UPDATE: Ford Confirms $1.6 Billion Plant in Mexico
Ford Motor Co. confirms it will spend $1.6 billion to build a new small-car assembly plant in San Luis Potosi, Mexico.
Ford Motor Co. confirms it will spend $1.6 billion to erect a new small-car assembly plant in San Luis Potosi, Mexico.
The facility, which is widely expected to build next-generation versions of the Focus small car and C-Max mini-MPV currently assembled in Michigan, will begin operations in 2018. Ford says construction is scheduled to start this summer.

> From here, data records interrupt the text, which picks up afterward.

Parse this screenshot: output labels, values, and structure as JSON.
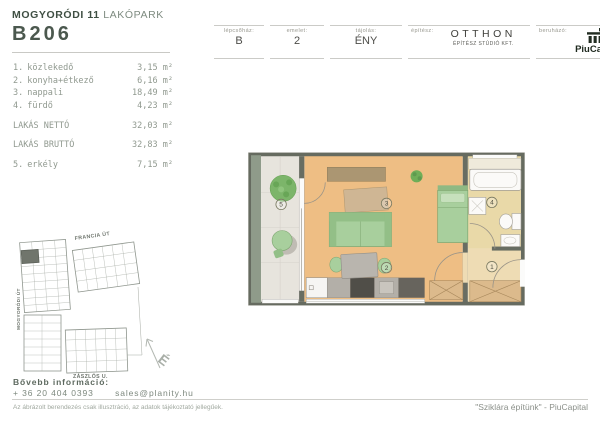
{
  "header": {
    "project_name": "MOGYORÓDI 11",
    "project_suffix": " LAKÓPARK",
    "unit_id": "B206",
    "meta": [
      {
        "label": "lépcsőház:",
        "value": "B"
      },
      {
        "label": "emelet:",
        "value": "2"
      },
      {
        "label": "tájolás:",
        "value": "ÉNY"
      }
    ],
    "architect": {
      "label": "építész:",
      "name": "OTTHON",
      "subtitle": "ÉPÍTÉSZ STÚDIÓ KFT."
    },
    "developer": {
      "label": "beruházó:",
      "name": "PiuCapital"
    }
  },
  "rooms": {
    "items": [
      {
        "num": "1.",
        "name": "közlekedő",
        "area": "3,15 m²"
      },
      {
        "num": "2.",
        "name": "konyha+étkező",
        "area": "6,16 m²"
      },
      {
        "num": "3.",
        "name": "nappali",
        "area": "18,49 m²"
      },
      {
        "num": "4.",
        "name": "fürdő",
        "area": "4,23 m²"
      }
    ],
    "net": {
      "label": "LAKÁS NETTÓ",
      "area": "32,03 m²"
    },
    "gross": {
      "label": "LAKÁS BRUTTÓ",
      "area": "32,83 m²"
    },
    "balcony": {
      "num": "5.",
      "name": "erkély",
      "area": "7,15 m²"
    }
  },
  "floor_plan": {
    "labels": {
      "hall": "1",
      "kitchen": "2",
      "living": "3",
      "bath": "4",
      "balcony": "5"
    }
  },
  "site_plan": {
    "street_top": "FRANCIA ÚT",
    "street_left": "MOGYORÓDI ÚT",
    "street_bottom": "ZÁSZLÓS U.",
    "north": "É"
  },
  "footer": {
    "info_label": "Bővebb információ:",
    "phone": "+ 36 20 404 0393",
    "email": "sales@planity.hu",
    "disclaimer": "Az ábrázolt berendezés csak illusztráció, az adatok tájékoztató jellegűek.",
    "slogan": "\"Sziklára építünk\" - PiuCapital"
  },
  "colors": {
    "accent_dark": "#3f4f43",
    "text_muted": "#90998f",
    "floor_tan": "#eebe84",
    "balcony_floor": "#e7e4dd",
    "bathroom_floor": "#e9d9a8",
    "furniture_green": "#a8cf9d",
    "wall_dark": "#686d62",
    "balcony_wall_green": "#8f9b8a",
    "logo_dark": "#222d22"
  }
}
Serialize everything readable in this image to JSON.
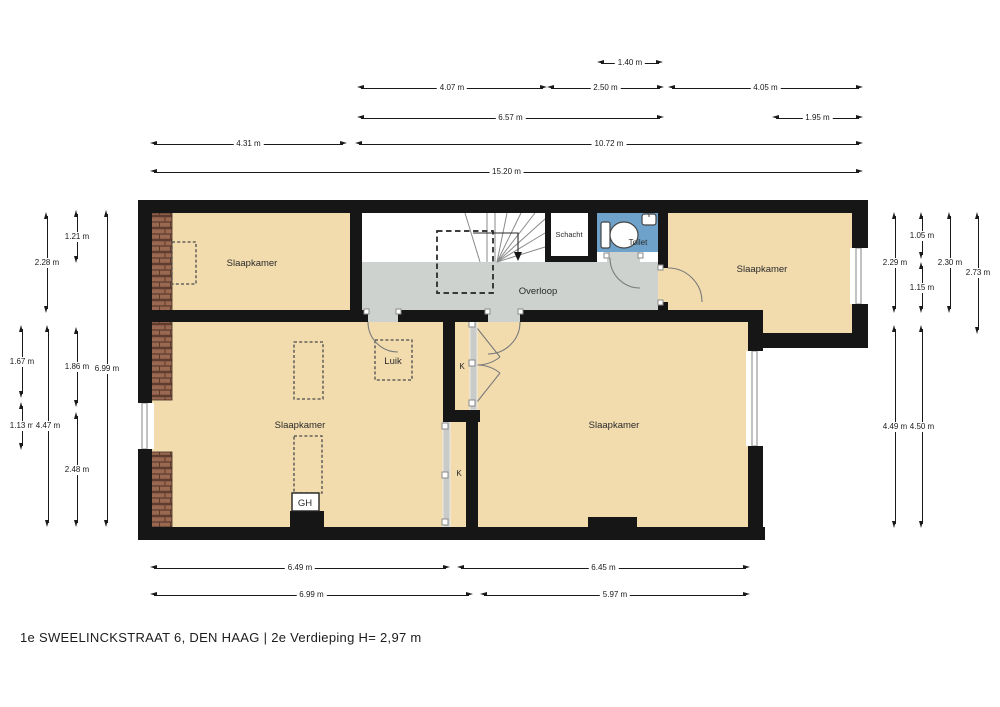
{
  "title": "1e SWEELINCKSTRAAT 6, DEN HAAG | 2e Verdieping H= 2,97 m",
  "labels": {
    "bedroom": "Slaapkamer",
    "landing": "Overloop",
    "shaft": "Schacht",
    "toilet": "Toilet",
    "hatch": "Luik",
    "closet": "K",
    "geyser": "GH"
  },
  "colors": {
    "wall": "#161616",
    "room": "#f2dcae",
    "landing": "#cdd2cf",
    "toilet": "#6fa2ca",
    "brick": "#9a6850",
    "brick_line": "#5e3c2e",
    "dim": "#1a1a1a"
  },
  "dimensions": [
    {
      "side": "top",
      "label": "1.40 m",
      "o": "h",
      "x1": 597,
      "x2": 663,
      "y": 63
    },
    {
      "side": "top",
      "label": "4.07 m",
      "o": "h",
      "x1": 357,
      "x2": 547,
      "y": 88
    },
    {
      "side": "top",
      "label": "2.50 m",
      "o": "h",
      "x1": 547,
      "x2": 664,
      "y": 88
    },
    {
      "side": "top",
      "label": "4.05 m",
      "o": "h",
      "x1": 668,
      "x2": 863,
      "y": 88
    },
    {
      "side": "top",
      "label": "6.57 m",
      "o": "h",
      "x1": 357,
      "x2": 664,
      "y": 118
    },
    {
      "side": "top",
      "label": "1.95 m",
      "o": "h",
      "x1": 772,
      "x2": 863,
      "y": 118
    },
    {
      "side": "top",
      "label": "4.31 m",
      "o": "h",
      "x1": 150,
      "x2": 347,
      "y": 144
    },
    {
      "side": "top",
      "label": "10.72 m",
      "o": "h",
      "x1": 355,
      "x2": 863,
      "y": 144
    },
    {
      "side": "top",
      "label": "15.20 m",
      "o": "h",
      "x1": 150,
      "x2": 863,
      "y": 172
    },
    {
      "side": "left",
      "label": "1.21 m",
      "o": "v",
      "x": 77,
      "y1": 210,
      "y2": 263
    },
    {
      "side": "left",
      "label": "2.28 m",
      "o": "v",
      "x": 47,
      "y1": 212,
      "y2": 313
    },
    {
      "side": "left",
      "label": "6.99 m",
      "o": "v",
      "x": 107,
      "y1": 210,
      "y2": 527
    },
    {
      "side": "left",
      "label": "1.67 m",
      "o": "v",
      "x": 22,
      "y1": 325,
      "y2": 398
    },
    {
      "side": "left",
      "label": "1.86 m",
      "o": "v",
      "x": 77,
      "y1": 327,
      "y2": 407
    },
    {
      "side": "left",
      "label": "1.13 m",
      "o": "v",
      "x": 22,
      "y1": 402,
      "y2": 450
    },
    {
      "side": "left",
      "label": "4.47 m",
      "o": "v",
      "x": 48,
      "y1": 325,
      "y2": 527
    },
    {
      "side": "left",
      "label": "2.48 m",
      "o": "v",
      "x": 77,
      "y1": 412,
      "y2": 527
    },
    {
      "side": "right",
      "label": "1.05 m",
      "o": "v",
      "x": 922,
      "y1": 212,
      "y2": 259
    },
    {
      "side": "right",
      "label": "2.29 m",
      "o": "v",
      "x": 895,
      "y1": 212,
      "y2": 313
    },
    {
      "side": "right",
      "label": "2.30 m",
      "o": "v",
      "x": 950,
      "y1": 212,
      "y2": 313
    },
    {
      "side": "right",
      "label": "2.73 m",
      "o": "v",
      "x": 978,
      "y1": 212,
      "y2": 334
    },
    {
      "side": "right",
      "label": "1.15 m",
      "o": "v",
      "x": 922,
      "y1": 262,
      "y2": 313
    },
    {
      "side": "right",
      "label": "4.49 m",
      "o": "v",
      "x": 895,
      "y1": 325,
      "y2": 528
    },
    {
      "side": "right",
      "label": "4.50 m",
      "o": "v",
      "x": 922,
      "y1": 325,
      "y2": 528
    },
    {
      "side": "bottom",
      "label": "6.49 m",
      "o": "h",
      "x1": 150,
      "x2": 450,
      "y": 568
    },
    {
      "side": "bottom",
      "label": "6.45 m",
      "o": "h",
      "x1": 457,
      "x2": 750,
      "y": 568
    },
    {
      "side": "bottom",
      "label": "6.99 m",
      "o": "h",
      "x1": 150,
      "x2": 473,
      "y": 595
    },
    {
      "side": "bottom",
      "label": "5.97 m",
      "o": "h",
      "x1": 480,
      "x2": 750,
      "y": 595
    }
  ]
}
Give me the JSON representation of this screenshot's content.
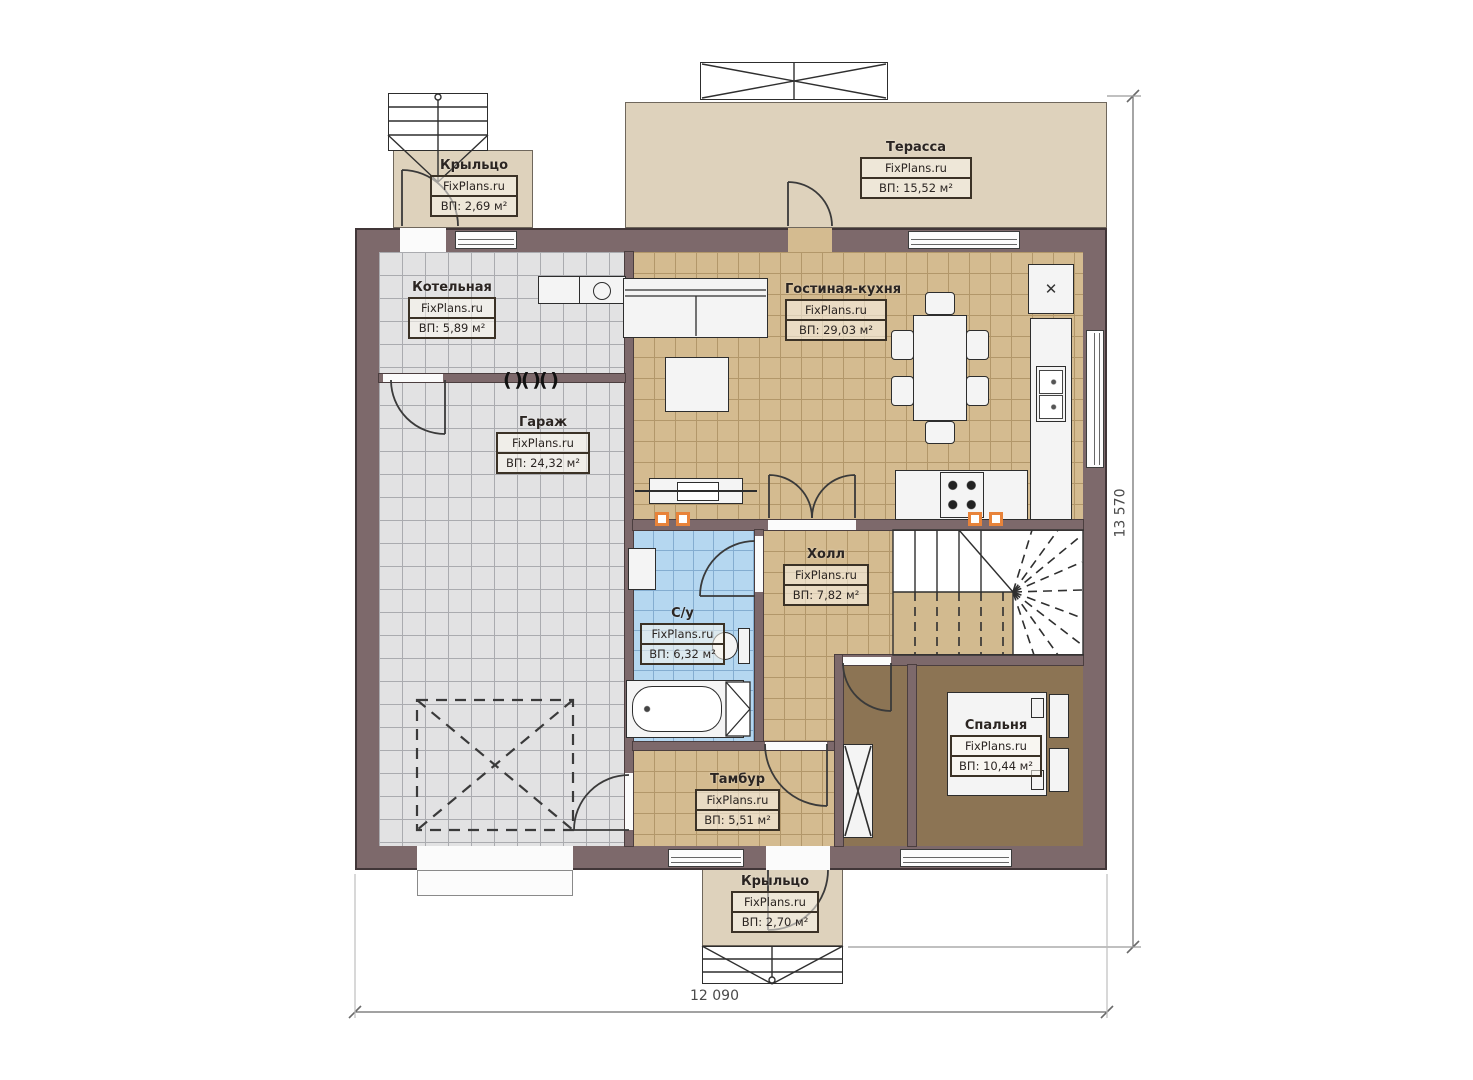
{
  "rooms": {
    "porch_top": {
      "name": "Крыльцо",
      "brand": "FixPlans.ru",
      "area": "ВП: 2,69 м²"
    },
    "terrace": {
      "name": "Терасса",
      "brand": "FixPlans.ru",
      "area": "ВП: 15,52 м²"
    },
    "boiler": {
      "name": "Котельная",
      "brand": "FixPlans.ru",
      "area": "ВП: 5,89 м²"
    },
    "living_kitchen": {
      "name": "Гостиная-кухня",
      "brand": "FixPlans.ru",
      "area": "ВП: 29,03 м²"
    },
    "garage": {
      "name": "Гараж",
      "brand": "FixPlans.ru",
      "area": "ВП: 24,32 м²"
    },
    "hall": {
      "name": "Холл",
      "brand": "FixPlans.ru",
      "area": "ВП: 7,82 м²"
    },
    "bathroom": {
      "name": "С/у",
      "brand": "FixPlans.ru",
      "area": "ВП: 6,32 м²"
    },
    "bedroom": {
      "name": "Спальня",
      "brand": "FixPlans.ru",
      "area": "ВП: 10,44 м²"
    },
    "vestibule": {
      "name": "Тамбур",
      "brand": "FixPlans.ru",
      "area": "ВП: 5,51 м²"
    },
    "porch_bottom": {
      "name": "Крыльцо",
      "brand": "FixPlans.ru",
      "area": "ВП: 2,70 м²"
    }
  },
  "dimensions": {
    "width": "12 090",
    "height": "13 570"
  },
  "icons": {
    "appliance_cross": "✕"
  },
  "colors": {
    "wall": "#7d696b",
    "floor_tile_tan": "#d4bb90",
    "floor_tile_gray": "#e2e2e3",
    "floor_tile_blue": "#b5d7f0",
    "floor_wood_brown": "#8c7454",
    "deck_beige": "#ded2bc",
    "vent_orange": "#e8833a"
  }
}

The plant eventually will employ 2,800 workers. Republican presidential nominee Donald Trump promptly decried Ford’s announcement as “an absolute disgrace.” He vows to renegotiate the North American Free Trade Agreement if he’s elected.
Trump’s blast came after United Auto Workers union President Dennis Williams complained of companies that “continue to run to low-wage countries and import back into the U.S.” NAFTA, he added, “is a broken system that needs to be fixed.”
Compared with domestic rivals General Motors and Fiat Chrysler Automobiles, Ford has more U.S. employees and produces more vehicles here, according to Reuters. It also reports that Ford employs fewer workers and makes fewer vehicles in Mexico than its Detroit-based competitors.
Ford’s new Mexican factory, which the company describes as a bid to boost small-car profits, should come as no surprise. Like Fiat Chrysler Automobiles, Ford signaled during last year’s contract talks with the UAW it would expand U.S. facilities to build high-profit-margin trucks and SUVs but shift low-margin, small-car production elsewhere.